Why does anyone write? “…to jostle cozy notions and wake us up to what we’ve never known,” in the words of Alice Fulton. To shock us. To give us comfort. To exert power and make the sun set. Make the sun rise. Start a revolution. To make language do what it hasn’t done before. To support convention. To break with convention. To write an “autobiography” which is supposedly by your lover who is writing all about you, which couldn’t be done until it was and now, well, it has been, Gertrude. To investigate sound and meaning. To look for boundaries. To ignore boundaries. To change one’s identity. To discover one’s Self.

Because Art imitates Life. Because Life imitates Art. Because imitation is not necessarily the sincerest form of flattery, and sincerity has no substitute. Sincerely, I ask you, why do you write?

Sometimes the intent is very simple, as in Frost’s “The Pasture.” The speaker says, “I sha’n’t be gone long.— You come too.” That dash means everything to me. It’s the poet extending his hand, inviting me in. It’s a different way of having the conversation. It says: Here is a door. I am holding it open for you. Please come in—

Why do you write? Tell me. I’m listening.


Endnotes

You can find the full text of W.S. Merwin’s poem “Authority” in his book, The Vixen, published by Alfred A. Knopf in 1996. There’s a very pretty paperback version available since 2002.
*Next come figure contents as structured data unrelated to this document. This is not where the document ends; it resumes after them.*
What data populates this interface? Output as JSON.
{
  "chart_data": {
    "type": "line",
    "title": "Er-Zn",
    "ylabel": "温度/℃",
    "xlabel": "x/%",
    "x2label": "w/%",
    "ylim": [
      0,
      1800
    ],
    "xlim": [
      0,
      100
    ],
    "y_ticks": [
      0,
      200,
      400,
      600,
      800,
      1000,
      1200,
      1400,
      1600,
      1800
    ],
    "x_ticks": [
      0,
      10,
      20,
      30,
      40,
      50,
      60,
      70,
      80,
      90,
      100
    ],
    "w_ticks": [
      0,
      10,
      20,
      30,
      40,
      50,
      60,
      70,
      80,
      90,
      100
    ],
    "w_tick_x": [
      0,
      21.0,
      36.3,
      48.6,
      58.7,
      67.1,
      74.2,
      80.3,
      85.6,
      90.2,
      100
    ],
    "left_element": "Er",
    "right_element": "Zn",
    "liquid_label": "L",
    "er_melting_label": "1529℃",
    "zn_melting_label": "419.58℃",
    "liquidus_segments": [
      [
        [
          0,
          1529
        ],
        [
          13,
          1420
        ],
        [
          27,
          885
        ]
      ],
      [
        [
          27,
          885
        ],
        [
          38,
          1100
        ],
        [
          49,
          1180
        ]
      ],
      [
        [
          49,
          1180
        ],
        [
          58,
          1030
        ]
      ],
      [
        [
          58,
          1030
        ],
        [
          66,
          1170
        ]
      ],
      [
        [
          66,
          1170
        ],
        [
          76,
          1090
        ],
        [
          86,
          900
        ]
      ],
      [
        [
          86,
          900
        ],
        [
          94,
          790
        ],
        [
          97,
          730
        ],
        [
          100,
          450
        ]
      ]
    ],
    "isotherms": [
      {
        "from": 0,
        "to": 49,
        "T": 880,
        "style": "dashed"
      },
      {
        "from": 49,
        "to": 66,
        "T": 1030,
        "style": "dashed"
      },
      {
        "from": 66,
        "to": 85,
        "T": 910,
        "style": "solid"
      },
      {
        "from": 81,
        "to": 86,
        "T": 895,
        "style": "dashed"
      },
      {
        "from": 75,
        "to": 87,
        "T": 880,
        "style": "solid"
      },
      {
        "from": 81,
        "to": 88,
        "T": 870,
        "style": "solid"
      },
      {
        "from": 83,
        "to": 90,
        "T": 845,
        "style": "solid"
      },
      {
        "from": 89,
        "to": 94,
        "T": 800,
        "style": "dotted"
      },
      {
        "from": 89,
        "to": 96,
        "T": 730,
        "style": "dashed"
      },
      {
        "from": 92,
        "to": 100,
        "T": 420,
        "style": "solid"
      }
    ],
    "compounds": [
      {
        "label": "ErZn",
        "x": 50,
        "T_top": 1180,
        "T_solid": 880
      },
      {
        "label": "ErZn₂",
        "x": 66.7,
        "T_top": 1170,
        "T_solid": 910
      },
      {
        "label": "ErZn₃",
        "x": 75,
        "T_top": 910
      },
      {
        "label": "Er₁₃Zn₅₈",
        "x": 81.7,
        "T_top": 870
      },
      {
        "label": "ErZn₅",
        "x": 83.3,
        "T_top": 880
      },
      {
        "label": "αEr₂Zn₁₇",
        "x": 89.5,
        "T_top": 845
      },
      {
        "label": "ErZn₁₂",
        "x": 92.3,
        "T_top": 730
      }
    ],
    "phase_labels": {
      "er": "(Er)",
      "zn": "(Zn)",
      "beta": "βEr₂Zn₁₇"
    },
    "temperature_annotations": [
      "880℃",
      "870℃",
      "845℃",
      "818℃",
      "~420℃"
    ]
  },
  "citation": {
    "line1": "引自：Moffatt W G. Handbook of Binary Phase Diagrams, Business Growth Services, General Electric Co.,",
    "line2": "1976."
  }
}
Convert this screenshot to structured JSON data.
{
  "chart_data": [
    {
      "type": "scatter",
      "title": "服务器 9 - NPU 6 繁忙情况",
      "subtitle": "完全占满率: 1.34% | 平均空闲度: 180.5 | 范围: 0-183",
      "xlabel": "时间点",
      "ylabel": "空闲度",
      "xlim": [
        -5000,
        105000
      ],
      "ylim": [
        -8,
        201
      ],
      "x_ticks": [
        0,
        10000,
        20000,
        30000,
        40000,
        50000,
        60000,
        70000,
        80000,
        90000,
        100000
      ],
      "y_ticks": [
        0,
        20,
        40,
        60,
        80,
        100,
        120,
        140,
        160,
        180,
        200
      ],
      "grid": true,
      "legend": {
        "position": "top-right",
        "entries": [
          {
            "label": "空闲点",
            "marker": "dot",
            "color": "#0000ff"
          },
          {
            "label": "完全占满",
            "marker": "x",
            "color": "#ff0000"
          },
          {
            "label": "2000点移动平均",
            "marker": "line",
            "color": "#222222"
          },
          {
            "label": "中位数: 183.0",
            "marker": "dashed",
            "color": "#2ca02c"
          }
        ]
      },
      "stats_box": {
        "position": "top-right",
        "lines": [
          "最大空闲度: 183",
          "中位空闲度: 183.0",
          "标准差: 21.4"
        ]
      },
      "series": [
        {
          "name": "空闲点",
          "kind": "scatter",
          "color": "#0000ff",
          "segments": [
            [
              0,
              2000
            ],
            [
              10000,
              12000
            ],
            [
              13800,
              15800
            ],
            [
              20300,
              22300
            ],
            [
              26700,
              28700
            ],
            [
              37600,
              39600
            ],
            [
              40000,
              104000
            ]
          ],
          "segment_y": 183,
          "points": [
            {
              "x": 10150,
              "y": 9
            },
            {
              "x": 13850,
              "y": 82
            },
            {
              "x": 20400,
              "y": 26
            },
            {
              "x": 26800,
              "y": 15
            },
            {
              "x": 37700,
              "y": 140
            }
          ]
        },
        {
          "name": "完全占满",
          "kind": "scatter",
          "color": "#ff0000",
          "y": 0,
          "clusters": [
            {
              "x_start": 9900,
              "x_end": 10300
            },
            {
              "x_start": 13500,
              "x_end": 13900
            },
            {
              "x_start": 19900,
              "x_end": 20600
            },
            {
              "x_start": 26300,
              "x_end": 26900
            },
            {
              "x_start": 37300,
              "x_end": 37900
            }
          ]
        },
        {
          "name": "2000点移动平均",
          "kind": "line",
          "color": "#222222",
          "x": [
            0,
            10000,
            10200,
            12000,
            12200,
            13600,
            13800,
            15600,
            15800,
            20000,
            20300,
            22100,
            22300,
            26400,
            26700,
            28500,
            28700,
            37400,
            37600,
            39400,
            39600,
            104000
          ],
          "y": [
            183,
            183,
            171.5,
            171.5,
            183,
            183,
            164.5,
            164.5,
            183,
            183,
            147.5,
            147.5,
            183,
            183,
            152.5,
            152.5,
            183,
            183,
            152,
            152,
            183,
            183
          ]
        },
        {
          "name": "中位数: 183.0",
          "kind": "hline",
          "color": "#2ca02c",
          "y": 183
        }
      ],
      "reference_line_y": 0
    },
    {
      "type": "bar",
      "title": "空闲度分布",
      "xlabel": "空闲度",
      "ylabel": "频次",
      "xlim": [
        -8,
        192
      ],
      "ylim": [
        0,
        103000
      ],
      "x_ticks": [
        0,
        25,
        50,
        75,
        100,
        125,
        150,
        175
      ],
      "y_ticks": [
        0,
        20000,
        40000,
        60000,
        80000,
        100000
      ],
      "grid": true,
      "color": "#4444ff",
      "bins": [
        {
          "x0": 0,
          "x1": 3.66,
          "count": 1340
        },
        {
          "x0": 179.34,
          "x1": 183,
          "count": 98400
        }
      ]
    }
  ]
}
Both Nazim Hikmet poems are found in the same volume, Poems of Nazim Hikmet, translated from the Turkish by Randy Blasing and Mutlu Konuk, with a foreword by Carolyn Forché, from Persea Books. The introduction by Mutlu Konuk contains a lot of astonishing information about his life.

The Anna Akhmatova excerpt comes from the beginning of her long poem, “Requiem 1935-1940” and I quoted from the Stanley Kunitz translation found in the book Poems of Akhmatova, translated by Stanley Kunitz with Max Hayward, from Houghton Mifflin. It is in both Russian and English on facing pages.

You can find the Robert Frost poem, “The Pasture,” everywhere at this point, but I have it in The Poetry of Robert Frost (all eleven of his books—complete) from Holt, Rinehart and Winston. It’s one of the first books of poems I ever bought with my own money, back when I was around fourteen.

The Alice Fulton quote comes from her essay “To Organize a Waterfall,” found in her book of essays, Feeling as a Foreign Language: The Good Strangeness of Poetry, published in 1999 by Graywolf.


Poems and short stories by Frankie Drayus have appeared in Ninth Letter, diode, Third Coast, Boxcar Poetry Review, Per Contra, Poemeleon and Barrow Street. Her manuscript was a runner-up for Marsh Hawk Press and a finalist for the May Swenson Poetry Award. She is a past poetry editor of Washington Square and completed her MFA at NYU. She lives in Los Angeles, where she was recently Poet in Residence at Beyond Baroque Literary/Arts Center. She co-curates The Third Area: Poetry @ PHARMAKA, a monthly reading series in a downtown LA art gallery.